In Italy, the situation with solar panels and olive trees differs markedly from Spain’s high- profile conflicts (like the mass uprooting in Andalusia). Italy has seen less widespread replacement or clear- cutting of productive olive groves for utility- scale solar farms, largely due to stricter regulations and a stronger push toward integration rather than outright replacement.
In Italy, solar panels are not replacing olive trees on anywhere near the scale seen in Spain.
Thanks to strict national rules introduced in 2024 (and still largely in force as of March 2026), outright clear-cutting of productive olive groves for traditional ground-mounted solar farms is effectively banned on agricultural land.
The Agriculture Decree prohibits large-scale PV on farmland unless panels are elevated (at least 2.1 metres high) to allow continued farming, grazing or olive production underneath — forcing developers into agrivoltaics (or “agri-PV”).
A 2025 court ruling partially repealed some related decrees, but the core protection remains and has pushed the industry toward dual-use systems.

Differences and Protections in Italy
- Ban on Utility-Scale Solar on Agricultural Land — In late 2024/early 2025, Italy’s government (under PM Giorgia Meloni) introduced an emergency decree banning ground-mounted solar panels on prime farmland to protect food security, sovereignty, and agricultural heritage. This was supported by powerful farmers’ unions like Coldiretti, who argued that large solar projects threatened crops (including olives, vines, and grains).

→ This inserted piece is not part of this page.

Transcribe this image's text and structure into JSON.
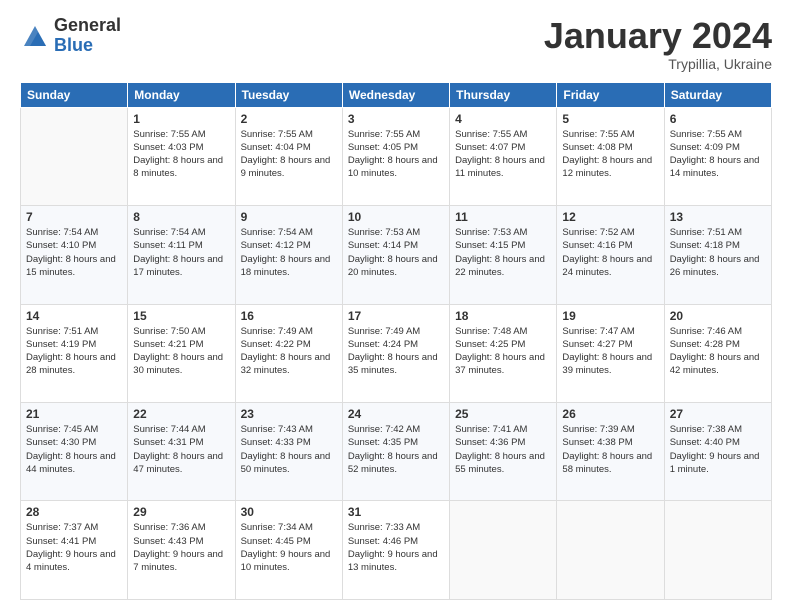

The ban favors elevated or agri-solar setups (at least 2.1 meters high) that allow farming underneath, or rooftop/derelict land installations. Some regions (e.g., parts of Tuscany, Emilia-Romagna) have seen local protests and moratoriums against “solar sprawl” on fertile fields.
- Result: Developers have pivoted heavily to agrivoltaics (or “agri-PV”) to bypass restrictions. Italy is on track for record solar installations overall, but much of the growth is in dual-use systems rather than full land conversion.
Cases Involving Olive Groves
Italy’s olive heartlands (Puglia, Sicily, Calabria, Lazio) face some tensions, but conflicts are smaller-scale and often resolved via agrivoltaics or legal challenges:
- Puglia (Apulia) — Home to iconic ancient olive groves (many hit hard by Xylella fastidiosa bacterium, which has killed millions of trees since ~2013). Some projects involve uprooting trees for PV, e.g.:
- In Bitonto (near Bari), protests erupted over plans to remove thousands of olive trees (e.g., ~30,000 for an 86 MW agrivoltaic plant by PV Verde Srl, plus transplants for others). Farmers’ group CIA Puglia highlighted “photovoltaic madness” risking 50,000+ trees in the area.
- Other cases saw ~2,000 centuries-old trees uprooted for a park, with appeals claiming replanting promises weren’t met.
- However, many Puglia projects now combine PV with olive revival or intercropping to regenerate abandoned/Xylella-affected land.
- Sicily — Projects like Engie’s Mazara del Vallo agri-solar park (inaugurated 2023, one of Italy’s largest) integrate panels with local crops (including olives in some designs). It’s fed into the grid via corporate deals (e.g., with Amazon) but faced criticism over “land colonization.”
- Lazio and Other Areas — Developers sometimes discover olive trees on purchased land and shift to olive oil production alongside PV (e.g., one company harvested organic oil from 1,130 trees on a former solar site). Research from Politecnico di Torino and others models successful PV-olive integration in southern Italy.
Agrivoltaics (“Olivoltaics”) in Italy
Italy leads in Mediterranean agrivoltaics research and deployment for olives:
- Studies (e.g., Italian-Spanish teams) show bifacial panels in olive groves boost overall land productivity (LER >1), with shade protecting trees from heat/drought while olives cool panels.
- Projects in Puglia (e.g., Borgo Monteruga) use CFD modeling to optimize microclimates for better olive yields.
- Potential: Deploying on just a fraction of olive land could add significant PV capacity, cut CO₂, and create jobs without major tree loss.
Unlike Spain’s aggressive approvals leading to tens/hundreds of thousands of trees at risk, Italy’s approach emphasizes protection of farmland and dual-use solutions.
Protests exist (especially in Puglia against specific uprootings), but they’re more localized, often tied to Xylella recovery or landscape concerns. The ban and incentives for agrivoltaics mean solar expansion rarely means full replacement of healthy olive groves — instead, it’s increasingly “panels among the trees” to harmonize energy and agriculture.
If agrivoltaics scales further (as research supports), Italy could avoid Spain- style clashes while meeting renewable targets.
The debate continues, with farmers pushing back against “savage colonization” in some spots, but regulations tilt toward coexistence over conflict.